It is a serious vulnerability in the latest version of Floodlight (V1.2).
With this vulnerability, an adversary can escalate his privilege to compromise the whole network via a compromised OpenFlow switch[1]. For example, he can remotely disconnect the whole network or monitor any traffic with only the switch’s privilege.
Here we demonstrate this vulnerability in a video. We first compromised an SDN switch with known security issue, and then we exploit our vulnerability to further attack controller (disconnect another switch’s network).
In Floodlight v1.2, Input validation for manufacturerDescription is missing in net/floodlightcontroller/core/SwitchDescription.java:77-89. Floodlight simply retrieves manufacturer name via packet sent by the switch and set it as manufacturerDescription.
Hence a malicious switch can set an arbitrary string to manufacturerDescription via OpenFlow Protocol.

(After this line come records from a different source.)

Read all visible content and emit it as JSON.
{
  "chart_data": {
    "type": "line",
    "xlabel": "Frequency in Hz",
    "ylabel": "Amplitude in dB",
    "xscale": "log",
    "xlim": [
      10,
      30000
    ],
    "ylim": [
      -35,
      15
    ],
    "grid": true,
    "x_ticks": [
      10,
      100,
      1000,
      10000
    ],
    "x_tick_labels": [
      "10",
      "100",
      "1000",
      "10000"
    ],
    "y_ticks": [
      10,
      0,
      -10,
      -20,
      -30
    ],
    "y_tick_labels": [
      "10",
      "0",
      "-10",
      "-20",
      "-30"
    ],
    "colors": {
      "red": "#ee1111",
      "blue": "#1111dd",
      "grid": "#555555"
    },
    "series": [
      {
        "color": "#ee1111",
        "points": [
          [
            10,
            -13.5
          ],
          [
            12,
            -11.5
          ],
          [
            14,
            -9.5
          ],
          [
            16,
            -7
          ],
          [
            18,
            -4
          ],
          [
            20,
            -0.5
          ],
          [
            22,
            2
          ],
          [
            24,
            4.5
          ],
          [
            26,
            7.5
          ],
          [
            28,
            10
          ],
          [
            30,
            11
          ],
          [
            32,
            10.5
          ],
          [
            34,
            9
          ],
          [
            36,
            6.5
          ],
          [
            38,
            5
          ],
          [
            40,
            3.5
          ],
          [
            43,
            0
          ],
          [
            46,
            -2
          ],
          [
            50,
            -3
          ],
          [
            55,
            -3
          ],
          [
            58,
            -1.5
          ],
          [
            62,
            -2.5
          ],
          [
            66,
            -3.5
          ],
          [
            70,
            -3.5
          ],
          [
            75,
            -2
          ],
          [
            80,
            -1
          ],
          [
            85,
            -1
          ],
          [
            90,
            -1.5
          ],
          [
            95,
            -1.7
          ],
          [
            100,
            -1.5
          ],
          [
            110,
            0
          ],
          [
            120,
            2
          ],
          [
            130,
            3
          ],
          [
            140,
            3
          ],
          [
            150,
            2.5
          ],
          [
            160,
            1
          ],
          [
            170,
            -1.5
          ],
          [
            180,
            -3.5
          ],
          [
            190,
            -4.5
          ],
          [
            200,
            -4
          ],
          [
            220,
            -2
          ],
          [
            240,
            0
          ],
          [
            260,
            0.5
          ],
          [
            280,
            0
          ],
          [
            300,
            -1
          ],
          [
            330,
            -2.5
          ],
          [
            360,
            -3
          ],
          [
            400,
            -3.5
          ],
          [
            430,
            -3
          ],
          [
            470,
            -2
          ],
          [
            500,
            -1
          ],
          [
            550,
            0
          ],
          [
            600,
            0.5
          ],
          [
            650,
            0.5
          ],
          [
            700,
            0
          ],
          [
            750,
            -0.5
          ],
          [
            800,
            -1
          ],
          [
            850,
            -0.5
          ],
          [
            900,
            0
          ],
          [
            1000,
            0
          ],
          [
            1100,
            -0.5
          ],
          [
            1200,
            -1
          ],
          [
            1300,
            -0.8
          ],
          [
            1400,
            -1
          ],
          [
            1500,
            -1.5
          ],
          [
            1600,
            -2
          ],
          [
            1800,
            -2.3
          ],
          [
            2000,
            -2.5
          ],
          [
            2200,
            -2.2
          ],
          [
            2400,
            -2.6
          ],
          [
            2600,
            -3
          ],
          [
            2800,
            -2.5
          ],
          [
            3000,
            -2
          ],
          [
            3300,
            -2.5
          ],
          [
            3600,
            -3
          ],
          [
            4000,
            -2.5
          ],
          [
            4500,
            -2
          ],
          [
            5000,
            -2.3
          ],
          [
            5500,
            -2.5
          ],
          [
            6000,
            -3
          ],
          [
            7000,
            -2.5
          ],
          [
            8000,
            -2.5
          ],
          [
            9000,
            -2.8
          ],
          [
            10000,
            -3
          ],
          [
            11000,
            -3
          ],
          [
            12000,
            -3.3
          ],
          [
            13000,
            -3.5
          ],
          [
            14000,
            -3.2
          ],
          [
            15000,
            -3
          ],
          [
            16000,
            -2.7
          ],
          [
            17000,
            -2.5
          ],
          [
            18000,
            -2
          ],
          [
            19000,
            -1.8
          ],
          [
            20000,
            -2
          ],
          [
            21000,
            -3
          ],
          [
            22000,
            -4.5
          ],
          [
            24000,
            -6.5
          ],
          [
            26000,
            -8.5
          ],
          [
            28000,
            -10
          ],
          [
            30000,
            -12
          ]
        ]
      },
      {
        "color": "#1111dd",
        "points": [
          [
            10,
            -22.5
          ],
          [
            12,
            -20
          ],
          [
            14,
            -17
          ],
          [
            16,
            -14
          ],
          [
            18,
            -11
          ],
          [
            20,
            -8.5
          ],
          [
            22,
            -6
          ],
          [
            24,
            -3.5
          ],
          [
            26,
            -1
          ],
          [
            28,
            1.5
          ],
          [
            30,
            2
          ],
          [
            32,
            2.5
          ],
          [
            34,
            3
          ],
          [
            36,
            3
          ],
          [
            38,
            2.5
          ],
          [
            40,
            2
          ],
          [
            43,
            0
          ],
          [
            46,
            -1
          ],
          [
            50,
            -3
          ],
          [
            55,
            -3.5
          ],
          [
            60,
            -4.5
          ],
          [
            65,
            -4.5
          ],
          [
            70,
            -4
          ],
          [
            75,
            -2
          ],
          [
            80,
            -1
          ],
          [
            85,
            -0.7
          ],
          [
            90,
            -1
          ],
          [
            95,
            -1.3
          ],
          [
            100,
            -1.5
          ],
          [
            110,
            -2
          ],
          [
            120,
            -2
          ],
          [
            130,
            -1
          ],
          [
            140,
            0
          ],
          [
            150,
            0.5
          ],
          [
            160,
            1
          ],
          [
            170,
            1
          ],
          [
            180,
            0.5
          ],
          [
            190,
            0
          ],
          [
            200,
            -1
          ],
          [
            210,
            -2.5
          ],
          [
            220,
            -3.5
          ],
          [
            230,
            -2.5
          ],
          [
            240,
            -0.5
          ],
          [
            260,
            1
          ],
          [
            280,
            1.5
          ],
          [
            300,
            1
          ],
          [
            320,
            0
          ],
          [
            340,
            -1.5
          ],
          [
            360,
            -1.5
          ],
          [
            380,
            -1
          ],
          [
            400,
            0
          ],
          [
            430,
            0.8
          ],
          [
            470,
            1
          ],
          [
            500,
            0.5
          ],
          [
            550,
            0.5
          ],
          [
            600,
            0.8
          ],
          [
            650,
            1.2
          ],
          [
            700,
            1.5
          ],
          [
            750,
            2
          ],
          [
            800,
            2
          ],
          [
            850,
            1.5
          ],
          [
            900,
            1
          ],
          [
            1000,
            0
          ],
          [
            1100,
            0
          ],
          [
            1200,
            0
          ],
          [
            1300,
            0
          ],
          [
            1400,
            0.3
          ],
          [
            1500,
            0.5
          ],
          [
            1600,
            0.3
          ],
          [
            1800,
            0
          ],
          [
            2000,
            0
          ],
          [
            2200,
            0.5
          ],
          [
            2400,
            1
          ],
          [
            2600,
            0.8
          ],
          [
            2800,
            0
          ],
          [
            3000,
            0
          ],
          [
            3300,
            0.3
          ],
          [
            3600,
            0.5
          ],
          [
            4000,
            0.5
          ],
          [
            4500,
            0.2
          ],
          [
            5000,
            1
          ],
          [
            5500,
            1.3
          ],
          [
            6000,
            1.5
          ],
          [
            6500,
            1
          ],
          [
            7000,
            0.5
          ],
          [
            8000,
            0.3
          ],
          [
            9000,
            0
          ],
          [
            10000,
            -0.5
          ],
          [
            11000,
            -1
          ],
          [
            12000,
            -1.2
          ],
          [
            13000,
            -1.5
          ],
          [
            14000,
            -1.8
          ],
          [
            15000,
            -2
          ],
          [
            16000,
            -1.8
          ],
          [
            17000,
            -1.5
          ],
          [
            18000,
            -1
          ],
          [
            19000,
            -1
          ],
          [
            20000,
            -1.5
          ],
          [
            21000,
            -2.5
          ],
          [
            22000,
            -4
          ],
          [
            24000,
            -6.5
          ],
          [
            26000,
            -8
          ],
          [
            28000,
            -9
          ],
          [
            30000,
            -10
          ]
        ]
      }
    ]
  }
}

1 | public SwitchDescription(String manufacturerDescription, |
In Floodlight web console ui/js/models/switchmodel.js:35-42, Floodlight doesn’t escape manufacturer name. Hence we can inject Cross Site Script payload into the web console to have it access arbitrary rest API to execute an arbitrary command.
//console.log("fetching switch " + this.id + " desc")
$.ajax({
url:hackBase + "/wm/core/switch/" + self.id + '/desc/json',
dataType:"json",
success:function (data) {
//console.log("fetched switch " + self.id + " desc");
//console.log(data['desc']);
self.set(data['desc']);
}
});
[1] It is worth noting that OpenFlow switches are vulnerable to multiple remote attacks (e.g., Buffer Overflow[CVE-2016-2074], Arbitrary Read [CVE-2017-9265]). Hence, it is feasible for adversaries to attack the switch from arbitrary hosts.